At the opposite end of the spectrum is giving gifts out of self-interest – which psychologists call “indebtedness engineering.” If you got assigned a person who is consumed with self-interest for the office Secret Santa, good luck; it will be difficult to appease them. According to David Byrd, a behavioral scientist at South University, these people can have immediate feelings of resentment if they feel a person has not spent enough and may end up feeling undervalued or cheated. A 2003 study found that men are more likely to report tactical motives when giving gifts when it came to giving gifts to their romantic interests. Ironically, this study also found that women assumed men used tactical moves more often — but the men in the study thought men and women tried to gauge the system equally.
All of these motivations for giving — particularly, the motivation of purchasing gifts just because you think it’s what you’re supposed to do — goes back to the idea that giving gifts is an act of the social psychology concept of symbolic interaction, the idea that people communicate with each other using symbols. Those symbols are an opportunity for the giver to express their perception of themselves, their perception of the receiver, and the very concept of exchanging gifts. If you think Christmas is a wash and get your aunt a random candle you hastily grabbed at a gas station (the candle here is the symbol), it’s pretty obvious that you don’t really care about the event.
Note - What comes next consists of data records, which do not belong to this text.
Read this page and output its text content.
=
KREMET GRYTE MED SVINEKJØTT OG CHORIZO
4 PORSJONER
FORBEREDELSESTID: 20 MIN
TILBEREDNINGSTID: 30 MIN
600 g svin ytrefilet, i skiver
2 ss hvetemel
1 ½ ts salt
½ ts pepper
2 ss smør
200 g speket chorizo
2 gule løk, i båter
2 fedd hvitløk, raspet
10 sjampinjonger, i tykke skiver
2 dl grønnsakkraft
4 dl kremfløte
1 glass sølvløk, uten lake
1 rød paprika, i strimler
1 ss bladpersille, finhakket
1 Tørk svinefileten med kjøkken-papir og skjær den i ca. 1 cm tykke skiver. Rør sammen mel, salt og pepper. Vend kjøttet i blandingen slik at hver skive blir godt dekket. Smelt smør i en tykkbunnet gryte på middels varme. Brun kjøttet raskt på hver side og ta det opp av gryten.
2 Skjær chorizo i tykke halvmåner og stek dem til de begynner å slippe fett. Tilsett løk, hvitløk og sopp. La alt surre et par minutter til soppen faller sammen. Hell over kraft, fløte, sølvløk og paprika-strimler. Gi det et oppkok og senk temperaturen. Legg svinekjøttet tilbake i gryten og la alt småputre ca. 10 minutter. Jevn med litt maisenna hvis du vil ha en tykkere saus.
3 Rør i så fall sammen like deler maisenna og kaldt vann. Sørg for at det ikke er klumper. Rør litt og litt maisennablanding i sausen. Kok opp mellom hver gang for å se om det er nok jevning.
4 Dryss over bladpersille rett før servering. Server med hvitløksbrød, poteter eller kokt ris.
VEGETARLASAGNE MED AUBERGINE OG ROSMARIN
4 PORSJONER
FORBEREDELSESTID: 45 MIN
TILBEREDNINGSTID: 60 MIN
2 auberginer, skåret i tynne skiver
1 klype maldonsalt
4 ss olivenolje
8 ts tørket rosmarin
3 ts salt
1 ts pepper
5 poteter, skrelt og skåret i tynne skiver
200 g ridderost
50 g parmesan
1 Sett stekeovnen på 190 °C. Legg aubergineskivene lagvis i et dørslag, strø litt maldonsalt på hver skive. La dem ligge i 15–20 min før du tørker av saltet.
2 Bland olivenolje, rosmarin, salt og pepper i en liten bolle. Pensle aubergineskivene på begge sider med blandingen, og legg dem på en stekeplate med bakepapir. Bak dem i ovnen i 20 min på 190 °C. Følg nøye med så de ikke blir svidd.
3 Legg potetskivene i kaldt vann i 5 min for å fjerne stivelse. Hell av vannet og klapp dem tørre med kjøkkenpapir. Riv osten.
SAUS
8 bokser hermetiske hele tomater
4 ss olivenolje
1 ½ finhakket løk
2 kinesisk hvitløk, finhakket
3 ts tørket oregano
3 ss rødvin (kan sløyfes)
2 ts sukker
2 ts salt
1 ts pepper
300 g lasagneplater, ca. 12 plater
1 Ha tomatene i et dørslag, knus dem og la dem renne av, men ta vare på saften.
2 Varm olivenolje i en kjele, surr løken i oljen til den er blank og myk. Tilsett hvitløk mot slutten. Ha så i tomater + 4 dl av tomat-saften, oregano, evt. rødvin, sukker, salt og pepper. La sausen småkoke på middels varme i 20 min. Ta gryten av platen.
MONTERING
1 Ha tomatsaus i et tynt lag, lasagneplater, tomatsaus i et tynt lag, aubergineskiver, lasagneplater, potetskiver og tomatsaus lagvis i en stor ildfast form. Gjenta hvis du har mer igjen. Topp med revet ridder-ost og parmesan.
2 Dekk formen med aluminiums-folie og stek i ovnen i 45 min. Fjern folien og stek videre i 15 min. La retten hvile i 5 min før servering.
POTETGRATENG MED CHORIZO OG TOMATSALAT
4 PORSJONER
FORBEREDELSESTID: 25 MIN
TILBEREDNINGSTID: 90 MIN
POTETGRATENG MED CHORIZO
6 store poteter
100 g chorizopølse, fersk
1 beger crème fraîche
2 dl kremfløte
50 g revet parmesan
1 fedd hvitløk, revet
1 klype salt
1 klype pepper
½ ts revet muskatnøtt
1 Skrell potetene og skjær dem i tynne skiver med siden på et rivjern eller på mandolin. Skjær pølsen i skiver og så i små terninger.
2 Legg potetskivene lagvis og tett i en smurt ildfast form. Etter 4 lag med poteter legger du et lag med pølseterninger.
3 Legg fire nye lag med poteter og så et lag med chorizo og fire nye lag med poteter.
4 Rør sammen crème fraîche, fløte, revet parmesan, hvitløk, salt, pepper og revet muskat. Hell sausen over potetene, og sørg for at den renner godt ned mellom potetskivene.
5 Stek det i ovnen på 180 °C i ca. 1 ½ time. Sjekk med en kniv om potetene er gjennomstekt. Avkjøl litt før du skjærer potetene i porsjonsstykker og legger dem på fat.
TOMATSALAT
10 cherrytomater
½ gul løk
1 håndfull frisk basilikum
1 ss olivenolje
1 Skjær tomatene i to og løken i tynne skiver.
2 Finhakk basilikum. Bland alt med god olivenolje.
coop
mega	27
But all most of us want to do is to deliver a gift that brings a smile to the face of the recipient. In this case, harness the power of psychology and symbols; think of stuff that is attached to uniqueness (you thought of this present especially for your friend, and no one else would have made this singular connection) and togetherness (the bond you have over a shared history that makes this present thoughtful). For example, a framed photograph of you and your recipient goes miles beyond an Amazon gift card. It’s a double whammy of joy: Psychologists have found that feelings of pleasure spikes when gifts are unexpected and sentimental. While that’s Hallmark card cheesy, it’s true.